Am Burgtheater ist Unfriede, nachdem Birgit Minichmayr ihre Rolle als "Lulu" zurückgab, die demächst Premiere haben sollte. Die Schauspielerstars schimpfen auf den Direktor Matthias Hartmann, den Helmut Schödel aber verteidigt: "'Ein Mofa ist kein Sofa', hieß es bei Schlingensief, und ein Theater ist kein Mädchenpensionat.

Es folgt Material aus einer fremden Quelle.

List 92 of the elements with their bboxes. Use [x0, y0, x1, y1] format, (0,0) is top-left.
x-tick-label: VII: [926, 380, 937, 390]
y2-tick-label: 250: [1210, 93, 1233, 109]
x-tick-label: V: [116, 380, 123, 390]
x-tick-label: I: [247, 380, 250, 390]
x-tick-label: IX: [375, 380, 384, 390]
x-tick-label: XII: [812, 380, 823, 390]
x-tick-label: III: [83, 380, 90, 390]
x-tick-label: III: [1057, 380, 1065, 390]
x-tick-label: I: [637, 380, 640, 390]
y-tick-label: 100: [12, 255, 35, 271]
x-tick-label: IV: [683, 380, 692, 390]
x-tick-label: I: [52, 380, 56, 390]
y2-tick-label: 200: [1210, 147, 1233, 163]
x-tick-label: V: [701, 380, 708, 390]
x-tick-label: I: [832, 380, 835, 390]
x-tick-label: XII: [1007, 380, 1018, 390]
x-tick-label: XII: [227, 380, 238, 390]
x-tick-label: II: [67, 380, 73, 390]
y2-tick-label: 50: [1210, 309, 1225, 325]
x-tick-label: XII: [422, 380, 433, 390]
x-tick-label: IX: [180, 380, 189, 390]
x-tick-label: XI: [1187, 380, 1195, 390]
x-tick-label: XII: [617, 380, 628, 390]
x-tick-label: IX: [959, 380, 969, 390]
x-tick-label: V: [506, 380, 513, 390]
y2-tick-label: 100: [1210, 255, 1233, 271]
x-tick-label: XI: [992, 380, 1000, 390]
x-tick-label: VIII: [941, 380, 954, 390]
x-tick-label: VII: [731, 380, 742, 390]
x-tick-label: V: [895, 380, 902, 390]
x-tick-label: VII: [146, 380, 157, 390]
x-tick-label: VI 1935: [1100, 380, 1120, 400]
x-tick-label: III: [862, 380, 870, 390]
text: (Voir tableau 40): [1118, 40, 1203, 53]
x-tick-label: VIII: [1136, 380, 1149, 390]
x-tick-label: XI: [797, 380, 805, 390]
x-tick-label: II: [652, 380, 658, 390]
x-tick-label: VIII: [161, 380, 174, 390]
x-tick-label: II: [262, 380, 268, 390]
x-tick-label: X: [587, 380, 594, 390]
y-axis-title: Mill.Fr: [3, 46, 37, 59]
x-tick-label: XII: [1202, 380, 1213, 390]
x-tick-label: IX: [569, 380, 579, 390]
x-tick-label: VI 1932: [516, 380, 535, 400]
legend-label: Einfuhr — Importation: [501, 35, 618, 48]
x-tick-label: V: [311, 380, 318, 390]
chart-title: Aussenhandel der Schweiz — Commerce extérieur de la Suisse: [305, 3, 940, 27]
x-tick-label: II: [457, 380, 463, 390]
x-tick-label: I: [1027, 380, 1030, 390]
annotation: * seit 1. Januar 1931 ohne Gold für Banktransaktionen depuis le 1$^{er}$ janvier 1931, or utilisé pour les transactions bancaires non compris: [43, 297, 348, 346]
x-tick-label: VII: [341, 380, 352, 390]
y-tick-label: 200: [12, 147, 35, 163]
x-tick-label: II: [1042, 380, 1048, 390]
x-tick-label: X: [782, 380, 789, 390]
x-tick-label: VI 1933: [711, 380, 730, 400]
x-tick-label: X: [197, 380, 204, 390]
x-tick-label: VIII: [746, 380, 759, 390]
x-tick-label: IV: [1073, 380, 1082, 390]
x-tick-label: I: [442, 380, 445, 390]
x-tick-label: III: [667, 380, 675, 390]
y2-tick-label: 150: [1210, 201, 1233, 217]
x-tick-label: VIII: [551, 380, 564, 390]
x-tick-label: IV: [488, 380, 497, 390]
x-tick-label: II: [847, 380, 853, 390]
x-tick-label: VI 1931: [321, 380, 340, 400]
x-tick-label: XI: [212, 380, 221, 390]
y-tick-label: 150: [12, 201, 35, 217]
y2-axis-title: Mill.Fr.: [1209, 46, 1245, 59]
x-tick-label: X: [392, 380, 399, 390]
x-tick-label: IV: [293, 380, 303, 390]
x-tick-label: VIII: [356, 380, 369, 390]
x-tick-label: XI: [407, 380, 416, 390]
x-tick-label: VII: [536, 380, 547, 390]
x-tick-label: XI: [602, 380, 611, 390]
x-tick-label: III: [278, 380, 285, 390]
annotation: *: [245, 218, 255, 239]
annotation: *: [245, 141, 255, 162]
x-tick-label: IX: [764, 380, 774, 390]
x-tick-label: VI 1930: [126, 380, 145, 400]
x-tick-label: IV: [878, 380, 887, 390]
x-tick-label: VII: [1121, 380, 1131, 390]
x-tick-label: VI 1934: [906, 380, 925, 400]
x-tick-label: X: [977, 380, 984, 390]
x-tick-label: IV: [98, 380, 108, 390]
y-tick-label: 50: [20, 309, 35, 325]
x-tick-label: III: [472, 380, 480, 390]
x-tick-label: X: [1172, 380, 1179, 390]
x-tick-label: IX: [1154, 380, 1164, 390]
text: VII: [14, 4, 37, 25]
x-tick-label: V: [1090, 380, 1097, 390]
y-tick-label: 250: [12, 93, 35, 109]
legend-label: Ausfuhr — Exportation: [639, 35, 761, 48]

Da reiten sich die Kräfte der Egomanen freien Raum. Die Zeiten der Ensemble-Seligkeiten, der Traum von der Theaterfamilie ist vorbei. Es wird eingeflogen und abgereist. Da wird nichts mehr von innen heraus entwickelt."

Weitere Artikel: Tim Neshitov beobachtete auf dem Deutsch-Afrikanischen Energieforum, wie deutsche Wirtschaftsleute den Afrikanern begegnen. Der amerikanische Publizist Paul Greenberg (mehr hier) beklagt das unzureichende Katastrophenmanagement in Fukushima und bei Deepwater Horizon. Rainer Gansera gratuliert dem Regisseur Barbet Schroeder zum Siebzigsten.

Besprochen werden Juli Zehs gesellschaftskritische Farce "203", uraufgeführt in Düsseldorf ("Relevanz! Relevanz! ruft es aus allen Ecken", stöhnt Vasco Boenisch), eine Ausstellung, die die Gemälde Gustave Caillebottes mit den bisher unbekannten Fotografien seines Bruders Martial kombiniert, im Pariser Musee Jacquemart-Andre (nicht die Fotografie beeinflusste Gustave Caillebotte, bemerkt Willms in seinem Artikel, sondern es war genau umgekehrt), die Ausstellung "Sport und Gesellschaft" im Dresdner Hygiene-Museum und Bücher, darunter Nadja Küchenmeisters Gedichtband "Alle Lichter" (mehr in unserer Bücherschau ab 14 Uhr).